Vladimir TROUPLIN : L’Ordre de la Libération, « une chevalerie exceptionnelle »  

27 novembre 2017

Vladimir Trouplin est historien et conservateur du musée de l’ordre de la Libération depuis 17 ans. Il est auteur de nombreux ouvrages sur les Compagnons de la Libération, notamment le Dictionnaire des Compagnons de la Libération (Elytis 2010). Il est membre du conseil scientifique du musée du général Leclerc de Hauteclocque et de la Libération de Paris/ musée Jean Moulin (Ville de Paris) et de la Fondation de la France libre depuis 2007.

L’Ordre de la Libération, « une chevalerie exceptionnelle » 

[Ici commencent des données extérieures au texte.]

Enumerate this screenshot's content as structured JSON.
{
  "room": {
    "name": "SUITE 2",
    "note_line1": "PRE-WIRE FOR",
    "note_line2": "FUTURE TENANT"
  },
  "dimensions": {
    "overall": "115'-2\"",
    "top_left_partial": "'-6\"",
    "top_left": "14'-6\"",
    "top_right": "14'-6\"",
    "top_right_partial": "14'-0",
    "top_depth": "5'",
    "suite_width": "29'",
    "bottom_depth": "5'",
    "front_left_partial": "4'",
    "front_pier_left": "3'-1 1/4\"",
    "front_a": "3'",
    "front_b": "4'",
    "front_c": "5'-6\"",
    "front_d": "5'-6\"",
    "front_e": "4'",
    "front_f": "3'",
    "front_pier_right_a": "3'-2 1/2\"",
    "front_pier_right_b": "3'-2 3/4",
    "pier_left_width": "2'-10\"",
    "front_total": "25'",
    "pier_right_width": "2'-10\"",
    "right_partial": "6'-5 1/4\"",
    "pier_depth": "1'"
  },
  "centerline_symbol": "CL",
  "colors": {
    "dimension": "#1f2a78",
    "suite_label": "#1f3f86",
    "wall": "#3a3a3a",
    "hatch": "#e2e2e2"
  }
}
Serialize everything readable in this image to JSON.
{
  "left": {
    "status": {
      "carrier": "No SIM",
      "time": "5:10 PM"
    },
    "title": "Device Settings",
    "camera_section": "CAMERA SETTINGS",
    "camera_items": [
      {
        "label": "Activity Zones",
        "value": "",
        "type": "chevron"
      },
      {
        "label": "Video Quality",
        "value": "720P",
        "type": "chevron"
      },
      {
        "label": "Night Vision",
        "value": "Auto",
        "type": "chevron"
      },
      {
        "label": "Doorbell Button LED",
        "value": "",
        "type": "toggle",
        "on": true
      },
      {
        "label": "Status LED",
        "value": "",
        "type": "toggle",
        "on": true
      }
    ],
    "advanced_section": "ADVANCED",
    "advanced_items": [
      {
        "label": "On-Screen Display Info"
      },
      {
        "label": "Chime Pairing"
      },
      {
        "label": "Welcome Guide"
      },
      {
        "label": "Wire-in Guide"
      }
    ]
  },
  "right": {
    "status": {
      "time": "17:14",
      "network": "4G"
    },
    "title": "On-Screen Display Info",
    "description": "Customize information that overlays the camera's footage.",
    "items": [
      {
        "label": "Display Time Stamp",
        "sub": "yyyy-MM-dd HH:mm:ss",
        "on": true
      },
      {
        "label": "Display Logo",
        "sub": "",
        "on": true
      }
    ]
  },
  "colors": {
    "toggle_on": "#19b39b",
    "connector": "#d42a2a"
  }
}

L’Ordre de la Libération, fondé à Brazzaville le 16 novembre 1940 par l’ordonnance n°7, est l’une des toutes premières institutions dont se dote la France Libre. Sa création répond à une conjoncture calamiteuse (faiblesse des ralliements, échec de l’opération de Dakar en septembre 1940, risque de démotivation des troupes, combats fratricides engagés pour la prise du Gabon resté fidèle à Pétain) et à la nécessité pour le général de Gaulle d’affirmer ses prérogatives régaliennes de chef des Français Libres au moment même où, au lendemain de la rencontre Pétain-Hitler à Montoire, il dénonce, dans son manifeste de Brazzaville du 27 octobre, l’illégalité du régime de Vichy.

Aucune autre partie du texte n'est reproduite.